A missão da newsletter quinzenal parecia perfeitamente cabível. Se o texto sai na sexta, o bom plano é entregar com folga na quarta para dar tempo da revisão e diagramação, mirando na segunda ou na terça para que já tenha nascido. Pronto, basta priorizar. Ou melhor, sentar e escrever. Deve ser assim que funciona pra quem tem uma coluna ou newsletter fixa: celular longe, word aberto e boas dedadas no teclado que entregarão palavras encadeadas e domínio do assunto sem grandes esforços. Até que se abra o whatsapp web, o linkedin, o instagram e até o famigerado facebook. Eu abro, você não?

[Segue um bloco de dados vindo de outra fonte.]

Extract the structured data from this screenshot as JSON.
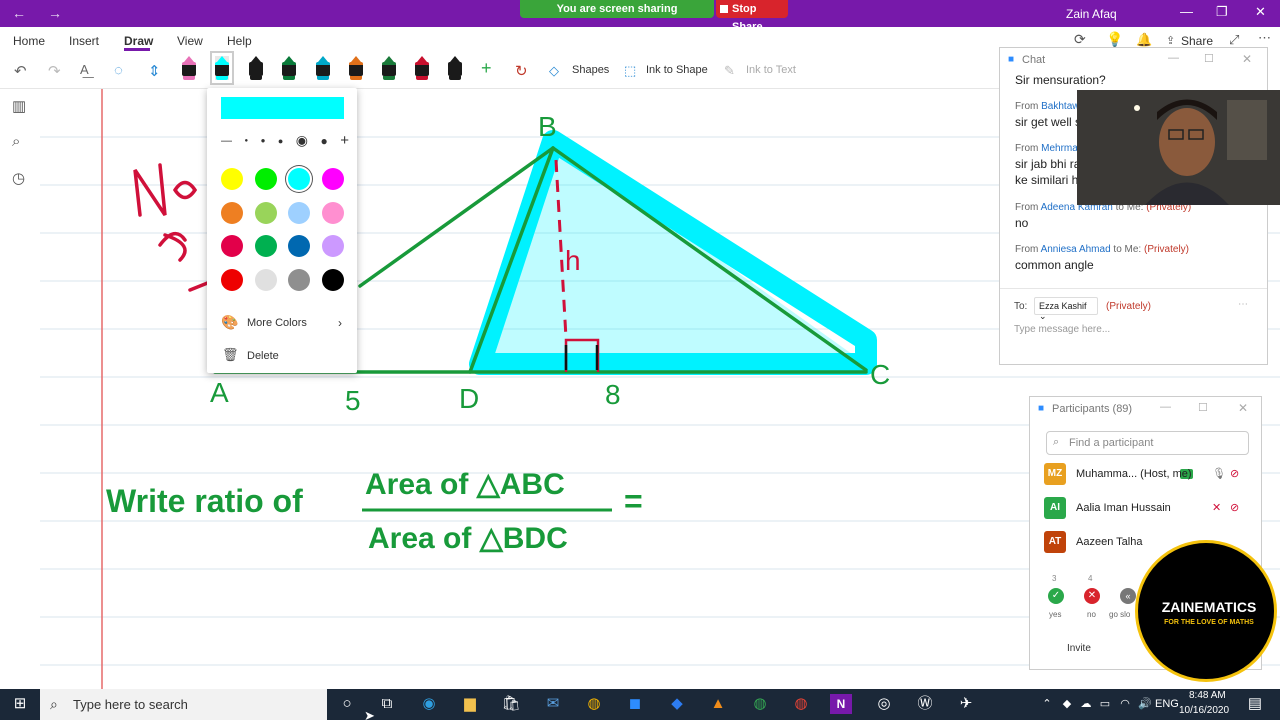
{
  "titlebar": {
    "sharing_text": "You are screen sharing",
    "stop_share_label": "Stop Share",
    "user_name": "Zain Afaq"
  },
  "menu": {
    "items": [
      "Home",
      "Insert",
      "Draw",
      "View",
      "Help"
    ],
    "share_label": "Share"
  },
  "ribbon": {
    "shapes_label": "Shapes",
    "ink_to_shape_label": "Ink to Shape",
    "ink_to_text_label": "Ink to Text",
    "pen_colors": [
      "#e872b8",
      "#00ffff",
      "#1a1a1a",
      "#0a7a3a",
      "#00a8c8",
      "#e0701a",
      "#1a7a3a",
      "#c8102e",
      "#1a1a1a"
    ]
  },
  "pen_popup": {
    "current_color": "#00ffff",
    "sizes": [
      "—",
      "•",
      "•",
      "•",
      "◉",
      "●",
      "+"
    ],
    "colors": [
      "#ffff00",
      "#00ee00",
      "#00ffff",
      "#ff00ff",
      "#ee7f22",
      "#99d45a",
      "#9ed0ff",
      "#ff8fd0",
      "#e2004a",
      "#00b050",
      "#0068b0",
      "#cc99ff",
      "#ee0000",
      "#e0e0e0",
      "#8f8f8f",
      "#000000"
    ],
    "more_colors_label": "More Colors",
    "delete_label": "Delete"
  },
  "drawing": {
    "vertex_b": "B",
    "vertex_c": "C",
    "vertex_a": "A",
    "vertex_d": "D",
    "height_label": "h",
    "len_ad": "5",
    "len_dc": "8",
    "ratio_prefix": "Write ratio of",
    "numerator": "Area of △ABC",
    "denominator": "Area of △BDC",
    "equals": "=",
    "red_scribble": "No\nSi"
  },
  "chat": {
    "title": "Chat",
    "messages": [
      {
        "from": "",
        "text": "Sir mensuration?"
      },
      {
        "from": "Bakhtaw",
        "text": "sir get well s"
      },
      {
        "from": "Mehrma",
        "text": "sir jab bhi ra"
      },
      {
        "from": "",
        "text": "ke similari h"
      },
      {
        "from": "Adeena Kamran",
        "text": "no"
      },
      {
        "from": "Anniesa Ahmad",
        "text": "common angle"
      }
    ],
    "from_prefix": "From",
    "to_me": "to Me:",
    "privately": "(Privately)",
    "to_label": "To:",
    "to_recipient": "Ezza Kashif",
    "placeholder": "Type message here..."
  },
  "participants": {
    "title": "Participants (89)",
    "search_placeholder": "Find a participant",
    "rows": [
      {
        "initials": "MZ",
        "color": "#e8a020",
        "name": "Muhamma... (Host, me)"
      },
      {
        "initials": "AI",
        "color": "#2aa84a",
        "name": "Aalia Iman Hussain"
      },
      {
        "initials": "AT",
        "color": "#c0430a",
        "name": "Aazeen Talha"
      }
    ],
    "reactions": [
      {
        "count": "3",
        "label": "yes"
      },
      {
        "count": "4",
        "label": "no"
      },
      {
        "count": "",
        "label": "go slo"
      }
    ],
    "invite_label": "Invite"
  },
  "logo": {
    "title": "ZAINEMATICS",
    "tagline": "FOR THE LOVE OF MATHS"
  },
  "taskbar": {
    "search_placeholder": "Type here to search",
    "time": "8:48 AM",
    "date": "10/16/2020"
  }
}
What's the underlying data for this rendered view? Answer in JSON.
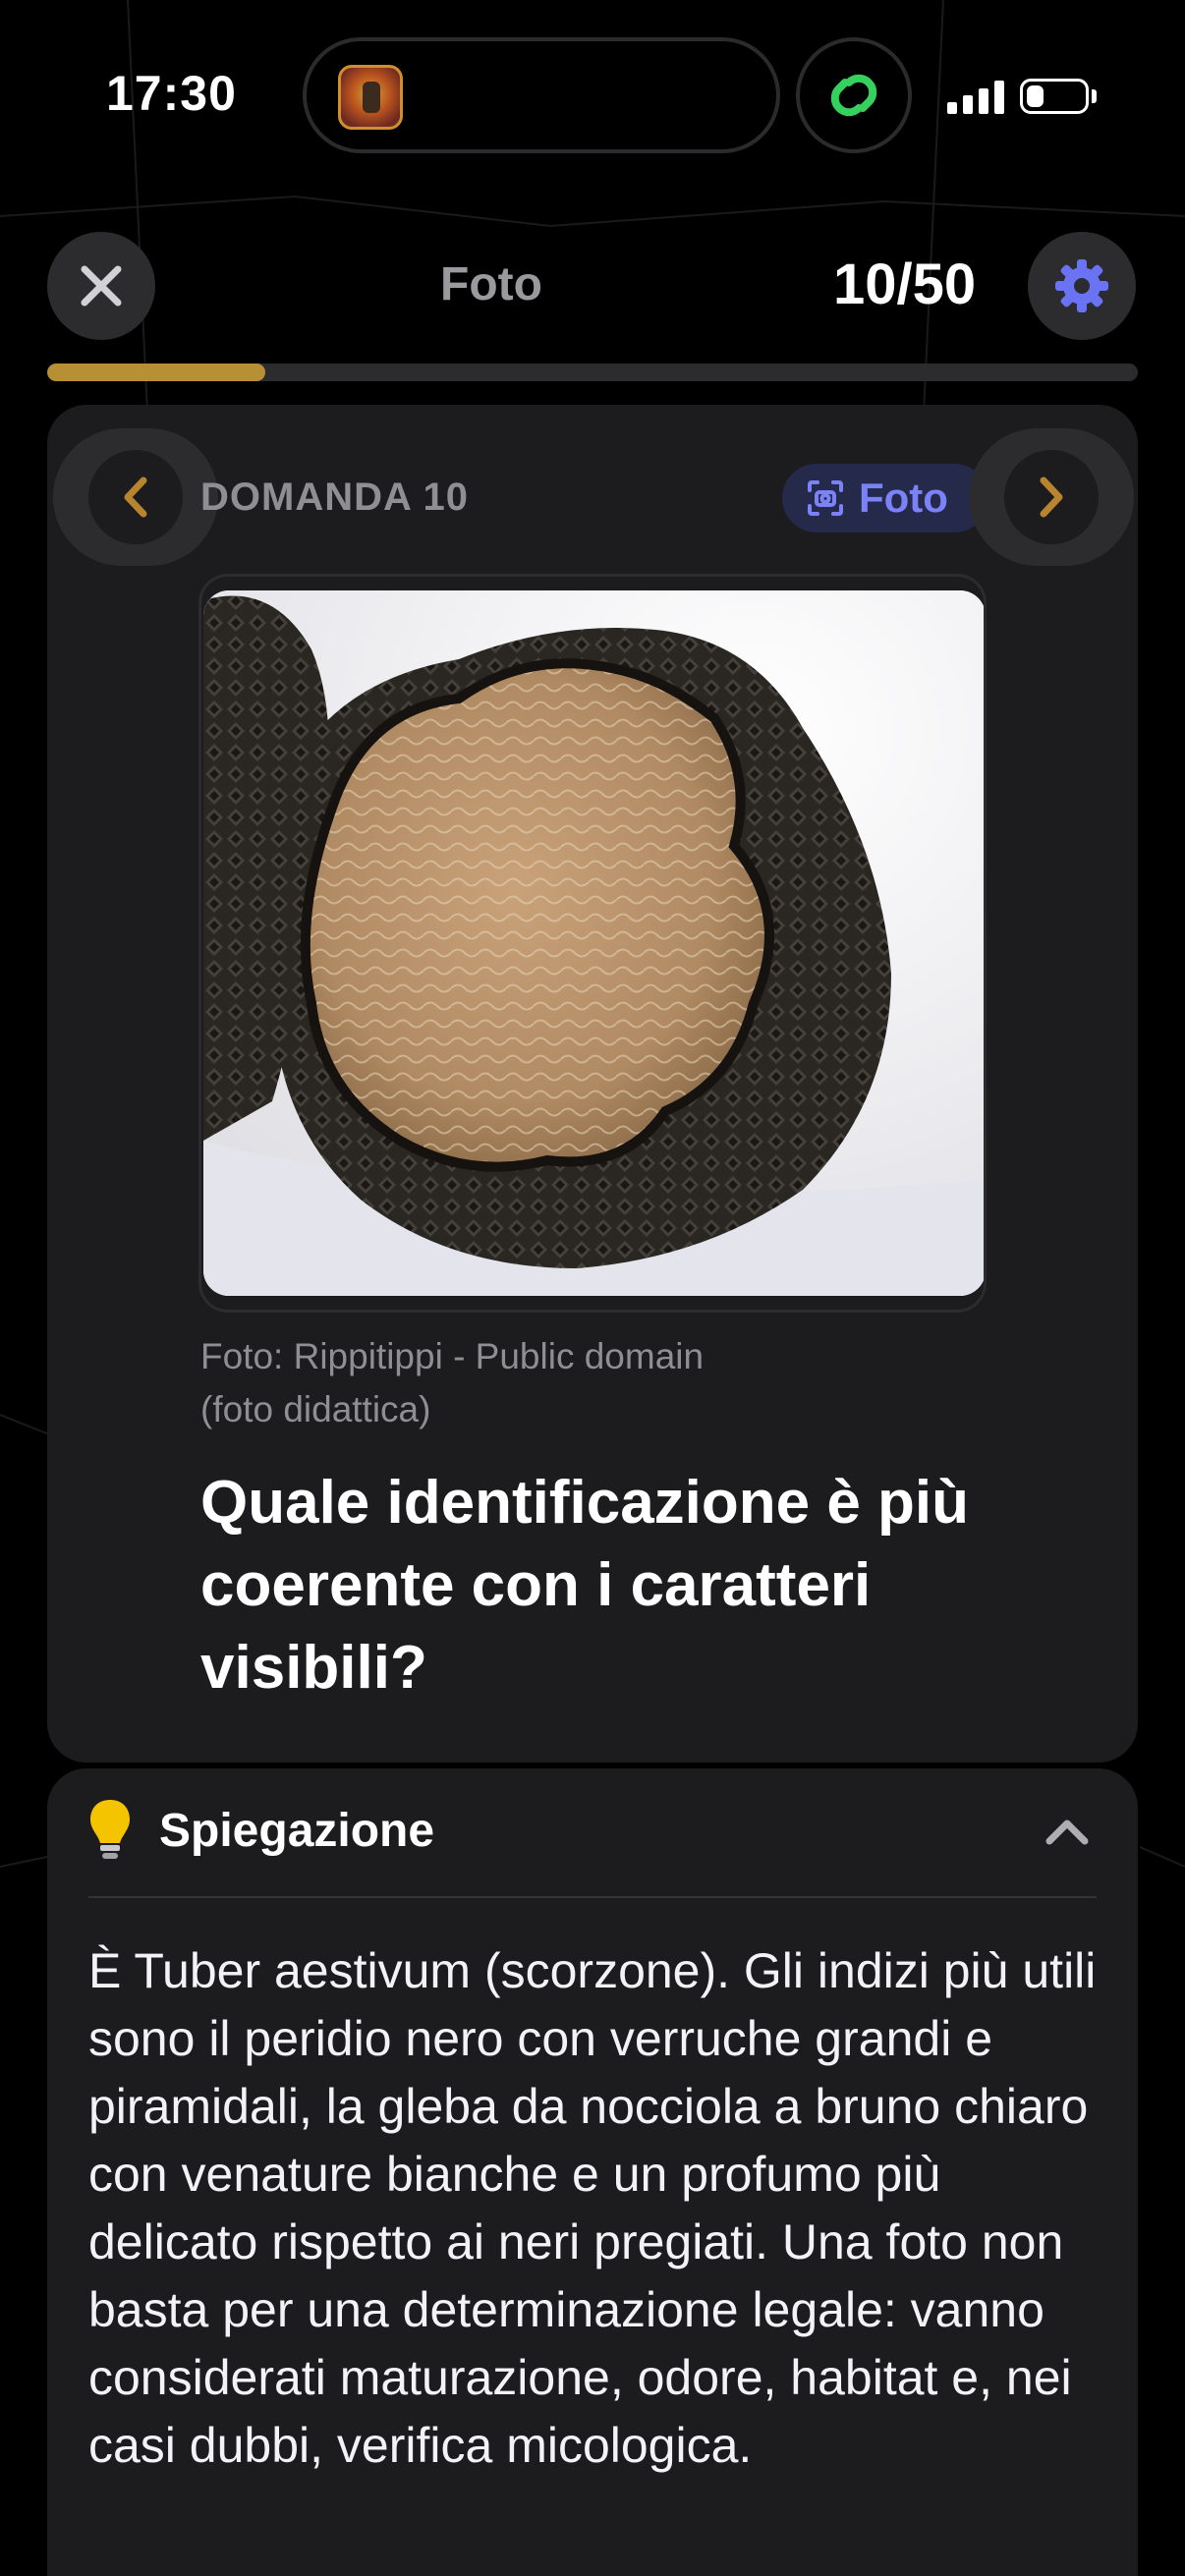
{
  "status_bar": {
    "time": "17:30",
    "battery_level": 0.3
  },
  "header": {
    "title": "Foto",
    "counter": "10/50",
    "progress_fraction": 0.2,
    "colors": {
      "progress": "#b89034",
      "accent": "#6b73f5"
    }
  },
  "question": {
    "label": "DOMANDA 10",
    "type_badge": "Foto",
    "photo_subject": "black-truffle-cross-section",
    "credit_line1": "Foto: Rippitippi - Public domain",
    "credit_line2": "(foto didattica)",
    "text": "Quale identificazione è più coerente con i caratteri visibili?"
  },
  "explanation": {
    "title": "Spiegazione",
    "icon": "lightbulb-icon",
    "body": "È Tuber aestivum (scorzone). Gli indizi più utili sono il peridio nero con verruche grandi e piramidali, la gleba da nocciola a bruno chiaro con venature bianche e un profumo più delicato rispetto ai neri pregiati. Una foto non basta per una determinazione legale: vanno considerati maturazione, odore, habitat e, nei casi dubbi, verifica micologica."
  }
}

Se você não abre, ótimo. Talvez esse texto não seja pra você. Agora, se assim como eu, você também está servido de um cardápio imenso de distrações e, além de estar servido, é aderente a eles, acho que vai se identificar com as minhas reclamações auto penitentes que, na verdade, são só fruto do efeito cérebro derretido causado pela imposição do excesso de tecnologia. Duvido que sobrem muitos fora dessa. Se sobrarem, talvez a palavra certa não seja imposição, mas escolha. Dá pra escolher não ceder ao uso - e consequente vício - de tantas mídias?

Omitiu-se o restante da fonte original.